General information
- Coordinates: 33°03′40″S 138°52′44″E﻿ / ﻿33.061095602245416°S 138.8788356913284°E
- Elevation: 602.2
- Operator: Australian National
- Line: Roseworthy-Peterborough line
- Distance: 237 kilometres from Adelaide
- Platforms: 1
- Tracks: 1

Construction
- Structure type: Ground

Other information
- Status: Closed and demolished

History
- Opened: 11 May 1881
- Closed: December 1986

Location

= Gumbowie railway station =

Former railway station in South Australia, Australia

Gumbowie railway station was located on the Roseworthy-Peterborough railway line. It was located between Terowie and Peterborough railway stations.

==History==
Gumbowie station opened on 11 May 1881 when the railway line was extended from Terowie to Peterborough as narrow gauge. Gumbowie was originally established as a railway siding and was named after a pastoral station of the same name that existed from 1852. It was also the second highest railway station in South Australia at an elevation of 602.2 metres above sea level. A station building was constructed sometime after.

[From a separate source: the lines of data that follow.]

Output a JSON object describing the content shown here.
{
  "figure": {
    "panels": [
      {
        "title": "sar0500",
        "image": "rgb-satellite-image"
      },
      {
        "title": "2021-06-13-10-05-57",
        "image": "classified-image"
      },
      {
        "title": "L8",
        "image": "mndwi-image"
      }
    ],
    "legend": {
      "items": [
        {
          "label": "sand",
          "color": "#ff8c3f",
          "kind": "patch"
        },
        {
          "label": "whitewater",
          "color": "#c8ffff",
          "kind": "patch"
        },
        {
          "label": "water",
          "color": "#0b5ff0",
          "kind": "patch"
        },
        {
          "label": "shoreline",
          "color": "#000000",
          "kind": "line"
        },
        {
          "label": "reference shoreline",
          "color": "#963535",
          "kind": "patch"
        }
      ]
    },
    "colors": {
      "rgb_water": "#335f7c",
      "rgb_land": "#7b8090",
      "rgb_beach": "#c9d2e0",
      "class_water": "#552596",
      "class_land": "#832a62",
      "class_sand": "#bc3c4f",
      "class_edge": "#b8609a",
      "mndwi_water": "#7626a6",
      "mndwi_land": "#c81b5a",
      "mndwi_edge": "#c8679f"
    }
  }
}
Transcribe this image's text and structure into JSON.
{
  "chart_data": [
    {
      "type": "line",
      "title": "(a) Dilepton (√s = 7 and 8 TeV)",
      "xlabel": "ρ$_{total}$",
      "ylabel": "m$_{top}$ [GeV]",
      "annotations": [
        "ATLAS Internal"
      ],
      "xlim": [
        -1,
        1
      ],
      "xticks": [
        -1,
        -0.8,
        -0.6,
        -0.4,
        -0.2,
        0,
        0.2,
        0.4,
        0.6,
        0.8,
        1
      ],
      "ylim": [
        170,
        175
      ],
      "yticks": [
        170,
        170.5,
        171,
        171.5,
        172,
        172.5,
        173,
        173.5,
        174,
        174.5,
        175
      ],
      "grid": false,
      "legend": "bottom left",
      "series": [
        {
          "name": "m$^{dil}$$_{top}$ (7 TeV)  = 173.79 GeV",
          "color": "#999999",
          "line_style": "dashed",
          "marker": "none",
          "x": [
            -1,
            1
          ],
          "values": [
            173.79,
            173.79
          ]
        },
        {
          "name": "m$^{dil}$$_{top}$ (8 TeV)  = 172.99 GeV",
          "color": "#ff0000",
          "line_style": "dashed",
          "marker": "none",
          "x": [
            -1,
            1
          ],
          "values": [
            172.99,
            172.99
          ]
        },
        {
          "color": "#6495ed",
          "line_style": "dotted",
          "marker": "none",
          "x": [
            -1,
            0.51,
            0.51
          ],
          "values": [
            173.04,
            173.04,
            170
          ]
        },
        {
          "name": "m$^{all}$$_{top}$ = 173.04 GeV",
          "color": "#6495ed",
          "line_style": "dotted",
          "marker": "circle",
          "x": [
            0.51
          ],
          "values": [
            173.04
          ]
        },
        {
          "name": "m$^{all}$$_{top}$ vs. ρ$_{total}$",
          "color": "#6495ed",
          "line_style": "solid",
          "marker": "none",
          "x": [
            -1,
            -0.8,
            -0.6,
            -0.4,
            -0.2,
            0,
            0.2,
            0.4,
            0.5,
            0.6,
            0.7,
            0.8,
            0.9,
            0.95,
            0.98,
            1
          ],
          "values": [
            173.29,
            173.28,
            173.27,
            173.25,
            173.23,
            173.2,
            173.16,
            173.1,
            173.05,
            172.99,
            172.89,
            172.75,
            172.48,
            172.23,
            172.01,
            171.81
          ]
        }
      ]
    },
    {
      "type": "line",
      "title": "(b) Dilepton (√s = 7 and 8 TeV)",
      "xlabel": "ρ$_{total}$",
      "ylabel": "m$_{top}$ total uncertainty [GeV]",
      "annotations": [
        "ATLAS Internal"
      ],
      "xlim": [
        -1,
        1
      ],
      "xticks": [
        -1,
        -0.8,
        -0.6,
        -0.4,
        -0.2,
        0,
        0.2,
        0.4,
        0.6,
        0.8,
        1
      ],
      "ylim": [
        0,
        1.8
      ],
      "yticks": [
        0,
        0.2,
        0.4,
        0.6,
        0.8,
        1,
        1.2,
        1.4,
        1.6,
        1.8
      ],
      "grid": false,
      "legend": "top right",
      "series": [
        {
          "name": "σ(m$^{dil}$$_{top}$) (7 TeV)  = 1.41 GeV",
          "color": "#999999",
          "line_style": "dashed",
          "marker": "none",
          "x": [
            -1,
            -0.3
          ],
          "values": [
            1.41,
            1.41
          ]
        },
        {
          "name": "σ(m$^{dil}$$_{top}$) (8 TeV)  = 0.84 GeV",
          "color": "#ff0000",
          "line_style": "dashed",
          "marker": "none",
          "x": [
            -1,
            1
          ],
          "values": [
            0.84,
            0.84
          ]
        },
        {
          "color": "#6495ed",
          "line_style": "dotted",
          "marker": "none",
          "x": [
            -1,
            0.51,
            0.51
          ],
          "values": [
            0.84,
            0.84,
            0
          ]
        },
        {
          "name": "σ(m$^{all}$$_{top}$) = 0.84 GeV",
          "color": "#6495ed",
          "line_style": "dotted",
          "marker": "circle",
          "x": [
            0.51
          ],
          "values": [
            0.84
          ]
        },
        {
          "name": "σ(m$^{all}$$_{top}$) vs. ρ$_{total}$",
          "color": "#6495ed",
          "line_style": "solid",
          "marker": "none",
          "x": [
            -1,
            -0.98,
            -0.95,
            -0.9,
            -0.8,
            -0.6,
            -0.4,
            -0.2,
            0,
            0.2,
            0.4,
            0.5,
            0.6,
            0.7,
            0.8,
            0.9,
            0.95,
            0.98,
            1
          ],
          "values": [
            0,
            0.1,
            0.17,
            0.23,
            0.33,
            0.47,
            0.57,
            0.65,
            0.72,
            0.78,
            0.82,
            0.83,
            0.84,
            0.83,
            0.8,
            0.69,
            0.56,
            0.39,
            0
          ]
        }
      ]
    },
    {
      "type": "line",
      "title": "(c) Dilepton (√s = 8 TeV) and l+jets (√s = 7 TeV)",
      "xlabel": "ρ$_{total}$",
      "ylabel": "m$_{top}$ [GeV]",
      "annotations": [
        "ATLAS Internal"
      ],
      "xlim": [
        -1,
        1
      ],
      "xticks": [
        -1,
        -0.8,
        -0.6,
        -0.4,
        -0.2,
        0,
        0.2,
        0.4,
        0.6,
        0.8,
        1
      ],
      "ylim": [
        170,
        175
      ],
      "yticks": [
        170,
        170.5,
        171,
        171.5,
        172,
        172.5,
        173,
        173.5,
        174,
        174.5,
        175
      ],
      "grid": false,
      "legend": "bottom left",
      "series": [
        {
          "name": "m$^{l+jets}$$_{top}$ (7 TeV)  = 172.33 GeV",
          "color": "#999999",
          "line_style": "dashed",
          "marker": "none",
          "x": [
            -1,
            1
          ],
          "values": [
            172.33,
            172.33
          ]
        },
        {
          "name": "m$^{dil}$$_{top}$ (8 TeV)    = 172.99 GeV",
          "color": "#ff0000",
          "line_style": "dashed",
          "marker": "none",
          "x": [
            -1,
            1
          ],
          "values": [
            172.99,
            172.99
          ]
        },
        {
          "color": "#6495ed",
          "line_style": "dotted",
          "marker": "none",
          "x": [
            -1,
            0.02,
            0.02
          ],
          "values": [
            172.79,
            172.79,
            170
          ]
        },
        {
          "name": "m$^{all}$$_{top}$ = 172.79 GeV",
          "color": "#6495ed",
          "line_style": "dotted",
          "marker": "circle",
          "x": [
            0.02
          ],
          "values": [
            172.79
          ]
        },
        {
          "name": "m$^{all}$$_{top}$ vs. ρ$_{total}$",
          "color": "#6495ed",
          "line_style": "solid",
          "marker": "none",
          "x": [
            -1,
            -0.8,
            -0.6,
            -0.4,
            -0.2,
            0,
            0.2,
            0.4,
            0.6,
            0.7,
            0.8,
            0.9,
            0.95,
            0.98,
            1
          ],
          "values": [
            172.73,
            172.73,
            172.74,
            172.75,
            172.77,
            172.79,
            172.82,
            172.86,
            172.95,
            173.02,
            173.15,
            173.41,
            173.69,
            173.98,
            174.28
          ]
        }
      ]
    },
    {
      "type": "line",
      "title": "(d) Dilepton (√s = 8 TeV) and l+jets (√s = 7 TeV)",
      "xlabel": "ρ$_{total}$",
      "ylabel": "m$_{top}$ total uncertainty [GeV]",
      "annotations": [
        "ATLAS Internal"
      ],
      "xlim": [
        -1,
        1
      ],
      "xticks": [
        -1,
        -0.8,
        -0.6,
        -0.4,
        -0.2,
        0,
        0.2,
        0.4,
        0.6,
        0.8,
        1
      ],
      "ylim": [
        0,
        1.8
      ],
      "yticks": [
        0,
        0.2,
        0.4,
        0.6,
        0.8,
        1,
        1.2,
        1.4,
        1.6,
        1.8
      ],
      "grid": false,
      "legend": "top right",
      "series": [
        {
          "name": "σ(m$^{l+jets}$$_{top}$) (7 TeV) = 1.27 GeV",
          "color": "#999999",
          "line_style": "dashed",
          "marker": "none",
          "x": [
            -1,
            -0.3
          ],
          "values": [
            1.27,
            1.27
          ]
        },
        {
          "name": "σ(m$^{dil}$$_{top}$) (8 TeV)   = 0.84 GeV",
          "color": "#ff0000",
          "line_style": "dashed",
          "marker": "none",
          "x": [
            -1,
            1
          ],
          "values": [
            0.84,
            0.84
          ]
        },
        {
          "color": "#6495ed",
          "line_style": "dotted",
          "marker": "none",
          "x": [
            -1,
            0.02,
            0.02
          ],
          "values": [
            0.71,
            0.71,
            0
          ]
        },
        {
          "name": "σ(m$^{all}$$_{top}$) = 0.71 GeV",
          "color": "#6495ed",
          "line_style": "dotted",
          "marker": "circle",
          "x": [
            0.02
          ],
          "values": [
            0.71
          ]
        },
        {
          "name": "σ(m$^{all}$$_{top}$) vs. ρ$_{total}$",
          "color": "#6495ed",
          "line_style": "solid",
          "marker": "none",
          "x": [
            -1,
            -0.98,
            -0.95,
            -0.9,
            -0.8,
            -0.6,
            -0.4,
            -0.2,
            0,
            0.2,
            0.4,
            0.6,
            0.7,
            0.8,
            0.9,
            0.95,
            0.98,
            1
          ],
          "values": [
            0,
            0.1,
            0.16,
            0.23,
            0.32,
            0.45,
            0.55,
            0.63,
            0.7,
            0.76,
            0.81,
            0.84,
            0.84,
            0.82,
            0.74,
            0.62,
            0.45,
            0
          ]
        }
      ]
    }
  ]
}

The line through Gumbowie was converted to broad gauge in 1970. In March 1978, the line and station were included in the transfer of the South Australian Railways to Australian National. Regular passenger services ceased in December 1986. The last passenger train to use the line was a Steamrail Victoria tour using Victorian locomotive R761. The line through Gumbowie was taken up in 1992/93; there is no longer any trace of the station or rails.